SALT LAKE CITY — Marie Francois grew up in Haiti reading books her mother picked up from a local thrift shop, often times that had smart-looking people on the cover. She read mostly during the day when it didn’t matter that their small home didn’t have electricity. At night, she read by candlelight.
Her single mother, who worked as a cleaning lady while studying to be a nurse, told her oldest daughter not to get used to living in poverty.
“We’re going to get out of here,” she would say.
Francois’ mother valued education. Though she didn’t have much money, she paid for her children to attend private Catholic school. Sometimes a school kicked Francois out when her mother couldn’t pay the tuition.
Her mother eventually became a nurse at the company where she had worked as a cleaner. She later went into the wheat and flour business, a popular commodity in the Caribbean. She became active in politics.
It took 15 years, but Francois’ mother was true to her word.
“My mom never takes no for an answer,” Francois said. “She’s not afraid to start from the bottom and work her way up. That’s why the American dream attracted me, I believe.”
But the American dream isn’t coming easy for the 30-year-old married mother of a 15-month old son who has lived legally in the United States on a student visa for the past decade. (Her husband also is Haitian and in the country on a student visa.)
“I feel like I’m the ultimate immigrant,” she said.
What Francois doesn’t have is U.S. citizenship or a green card, and that is making it difficult for her to land a job.
“We’re not your enemy,” she said. “We’re here because we love this country and we want to be part of this great nation.”
Companies, she said, aren’t willing to work through the immigration system to help her get a highly sought-after H1-B visa for college graduates with special skills. Businesses don’t want to take a chance on someone who might not be in the country very long, nor do they want to wade through the immigration system to help her get a special visa.
One Utah company gave her a start date and even sent her pictures of her cubicle before abruptly rescinding the offer.
“It’s disappointing and sometimes discouraging, but I’m still pursuing the American dream because I’m a hard worker and we are tough enough and we will move forward,” she while sipping a hot chocolate on a chilly spring evening at the City Creek food court.
Immigrants like Francois see the H1-B visa as a path to furthering their career and making a life in America.
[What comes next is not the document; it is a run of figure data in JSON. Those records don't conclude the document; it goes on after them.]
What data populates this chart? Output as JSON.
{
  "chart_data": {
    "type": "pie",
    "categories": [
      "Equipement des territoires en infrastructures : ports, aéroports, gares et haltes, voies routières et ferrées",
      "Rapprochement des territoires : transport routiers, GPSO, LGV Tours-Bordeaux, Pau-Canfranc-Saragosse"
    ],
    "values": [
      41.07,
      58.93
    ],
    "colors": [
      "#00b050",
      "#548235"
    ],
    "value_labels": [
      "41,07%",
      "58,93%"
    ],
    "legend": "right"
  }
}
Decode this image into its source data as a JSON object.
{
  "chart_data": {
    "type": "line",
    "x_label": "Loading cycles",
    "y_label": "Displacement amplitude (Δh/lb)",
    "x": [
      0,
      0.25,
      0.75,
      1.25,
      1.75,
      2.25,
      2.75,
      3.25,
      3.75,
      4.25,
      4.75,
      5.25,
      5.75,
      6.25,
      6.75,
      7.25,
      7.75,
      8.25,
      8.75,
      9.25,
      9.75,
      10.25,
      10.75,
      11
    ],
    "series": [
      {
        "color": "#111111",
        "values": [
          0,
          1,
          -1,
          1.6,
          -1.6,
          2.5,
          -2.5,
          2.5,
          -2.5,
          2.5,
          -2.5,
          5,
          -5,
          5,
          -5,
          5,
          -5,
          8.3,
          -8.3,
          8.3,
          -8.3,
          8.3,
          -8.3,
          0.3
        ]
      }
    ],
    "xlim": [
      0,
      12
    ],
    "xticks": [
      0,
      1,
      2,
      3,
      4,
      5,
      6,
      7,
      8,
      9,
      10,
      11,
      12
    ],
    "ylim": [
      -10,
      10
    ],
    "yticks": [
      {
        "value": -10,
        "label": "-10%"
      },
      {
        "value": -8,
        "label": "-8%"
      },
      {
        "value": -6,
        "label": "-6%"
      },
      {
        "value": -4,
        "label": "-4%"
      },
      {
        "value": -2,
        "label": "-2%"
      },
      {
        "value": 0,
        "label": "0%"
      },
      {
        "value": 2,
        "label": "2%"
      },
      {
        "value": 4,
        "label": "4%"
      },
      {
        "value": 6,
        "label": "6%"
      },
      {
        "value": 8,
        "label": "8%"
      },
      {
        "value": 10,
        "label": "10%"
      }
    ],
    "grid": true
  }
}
Many applicants are international students trying to transition from student visas to H1-B visas and eventually green cards.
There are 65,000 H-1B visas available, and another 20,000 for people who hold advanced degrees from U.S. colleges and universities. All of the visas have been issued within the first week for the past 16 years. To deal with the glut of applications, U.S. Citizenship and Immigration Services has moved to lottery system.
Last year, employers filed 190,098 petitions, including 95,855 on behalf of foreign-born professionals who had earned a graduate degree from a U.S. university, well above the 85,000 cap.
Thousands of talented professionals get turned away, including people who already know English, understand American culture and who have conducted research in the U.S. as graduate students.
“This is not an unfamiliar scenario to me,” Salt Lake immigration attorney Tim Wheelwright said of Francois’ situation. He does not represent her.
Francois is in the country on an F-1 student visa, which allows her optional practical training, or OPT, for one year in her major area of study. After that, she doesn’t know where she will be. Her construction management degree doesn’t qualify for the two-year science, technology, engineering and math extension.
Optional practical training is intended to give U.S. companies that employ foreign workers multiple opportunities to apply for an H-1B visa, which would be a logical next step for Francois.
“But as she’s encountered, there are a number of employers that are leery of the H-1B process because of the expense and the uncertainty,” Wheelwright said, noting businesses filed more than 200,000 petitions for the 85,000 visas made available in April. “Employers are getting tired of applying and not being selected.”